Drink up, drive home - Max Allen, for the AFR

Penny Vine - Non alcoholic feature AFR.jpg

High-end restaurants are responding to the demand for quality alcohol-free drink.

Max Allen, AFR
August 2020

SOMMELIER PENNY VINE IS struggling to keep up with the demand for low and no-alcohol drinks at leading Melbourne restaurant Cutler & Co. Particularly since the pandemic hit. Over the past two troubled years, according to Vine, diners have developed an insatiable thirst for booze-free drinking options.

“We put our first list of low and no-alcohol drinks together in 2013,” she says. “For the first six years, we had slow but steady growth in interest. But that completely changed in 2020: even though we were closed for seven months, we sold almost as much as we had the whole of the previous year. 

“And in the first six months of this year, when we’ve only been open four days a week [because of lockdowns and restrictions], we’ve already doubled what we sold in 2020. That’s huge.”

Vine, pictured above, was one of the speakers at a tasting and masterclass organised in July by Sommeliers Australia. It was the first in-person event Sommeliers Australia had held for 18 months. And the fact that the topic was low-and-no alcohol drinks speaks volumes about how important the category is becoming to the on-premise sector – particularly restaurants.

As well as pandemic-fuelled concerns about “healthy” or “mindful” drinking, one of the reasons for the growing interest in booze-free booze is the fact that the products taste much better – and are available in a wider range of styles, from beer to wine and spirits – than even five years ago

“Sommeliers have historically spent a lot of time and labour crafting really intricate non-alcoholic options themselves,” says Vine. “To be able to have more good options now ready-made for us is another benefit.”

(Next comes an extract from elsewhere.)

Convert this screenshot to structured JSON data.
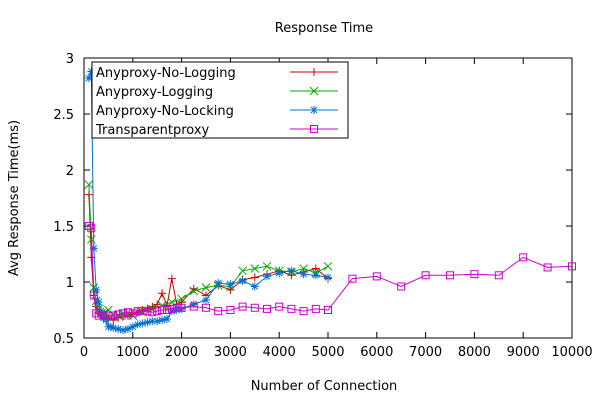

Arguably the best Australian alcohol-free drinks brand to have emerged in the past couple of years, NON, was conceived by Melbourne entrepreneur Aaron Trotman and ex-Noma chef William Wade in a fine-dining environment.

“Aaron was travelling across Europe with his wife, going to fancy Michelin restaurants,” says NON’s general manager, Katie Shiff. “His wife doesn’t drink, so she would always order the non-alcoholic beverage pairing. At the Clove Club in London, Aaron realised there was an amazing opportunity for gastronomically-inclined beverages that sommeliers and chefs can pair with unique dishes on a menu.”

Shiff says that unlike most drinks in this category, that are brewed or fermented as normal and then have the alcohol taken out, each drink in the NON range is built from the ground up, much as a chef would create a fine-dining dish.

“When we’re developing a new flavour,” she says, “we identify different ingredients we can use – the florals, the tannins, the acidity – in order to take the palate on a similar journey as you would with wine. It doesn’t taste like wine, but it gives you a similar experience of tasting a really beautiful wine.”

The newest addition to the NON line-up, reviewed here, is a great illustration of this.

Penny Vine offered another insight into the growing taste for alcohol-free drinks such as NON – and the popular spritz she makes at Cutler & Co and sister wine bar, Marion, using the Aperol-like Italian orange spirit from Lyre’s, another new Australian non-alc brand enjoying success.

“There’s a general shift in palates globally. People are moving away from heavier, fuller-bodied, higher-alcohol wines. The shift from shiraz to pinot that we’re seeing very much opens people up to lighter styles of drinks, making it an easier side-step to non-alcoholic. This is definitely something I’ve witnessed table-side.”